Let $f: \mathbb{R_+}^n\to \mathbb{R_+}$ be a function that is strictly increasing in each of its arguments. Let $M_f$ be the set of its maximizers on some fixed compact subset $D\subseteq \mathbb{R_+}^n$, that is, $M_f := \arg \max_{x\in D} f(x)$.
Let $g$ be a function on $\mathbb{R}^n$ that multiplies each coordinate $i$ by a positive constant $a_i$, so that $g(x_1,\ldots,x_n) = (a_1 x_1,\ldots , a_n x_n)$.In general, the set of maximizers of $f\circ g$ is different than the set of maximizers of $f$. For example, if $f$ is the sum function, $f(x_1,\ldots,x_n) = x_1+\cdots+x_n$, then $(f\circ g)(x_1,\ldots,x_n) = a_1 x_1+\cdots+a_n x_n$, and the set of maximizers is clearly different. However, if $f$ is the product function, $f(x_1,\ldots,x_n) = x_1\cdot \cdots \cdot x_n$, then $(f\circ g)(x_1,\ldots,x_n) = (a_1\cdots a_n)\cdot (x_1\cdots x_n)$, and because all constants $a_i$ are positive, the set of maximizers of $f$ and $f\circ g$ is exactly the same.
Now, let $h$ be a function on $\mathbb{R}^n$ that adds a constant $b_i$ to each coordinate, so that $h(x_1,\ldots,x_n) = (x_1+b_1,\ldots , x_n+b_n)$.In this case, the set of maximizers of $f\circ h$ is equal to the set of maximizers of $f$ if $f$ is the sum function, but not if $f$ is the product function.

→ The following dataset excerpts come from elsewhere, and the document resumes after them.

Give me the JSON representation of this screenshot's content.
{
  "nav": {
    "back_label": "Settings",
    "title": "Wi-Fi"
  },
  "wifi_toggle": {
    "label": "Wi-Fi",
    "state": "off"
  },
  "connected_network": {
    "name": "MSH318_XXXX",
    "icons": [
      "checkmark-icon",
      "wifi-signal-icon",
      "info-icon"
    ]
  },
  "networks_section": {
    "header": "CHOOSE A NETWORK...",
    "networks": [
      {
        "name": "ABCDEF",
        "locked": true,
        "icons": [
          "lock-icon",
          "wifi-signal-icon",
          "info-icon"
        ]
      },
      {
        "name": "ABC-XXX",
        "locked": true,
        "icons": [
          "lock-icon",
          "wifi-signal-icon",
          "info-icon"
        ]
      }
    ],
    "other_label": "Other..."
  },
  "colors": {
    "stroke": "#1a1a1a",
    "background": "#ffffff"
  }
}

Finally, let $z$ be an affine transformation on $\mathbb{R}^n$, $z(x_1,\ldots,x_n) = (a_1 x_1+b_1,\ldots , a_n x_n+b_n)$, where $a_i$ are positive constants and $b_i$ are constants. Is there a function $f$ such that the set of maximizers of $f$ is equal to the set of maximizers of $f\circ z$, for any constants $a_i$ and $b_i$? The sum and product functions do not work, but maybe there is another function $f$ with this property?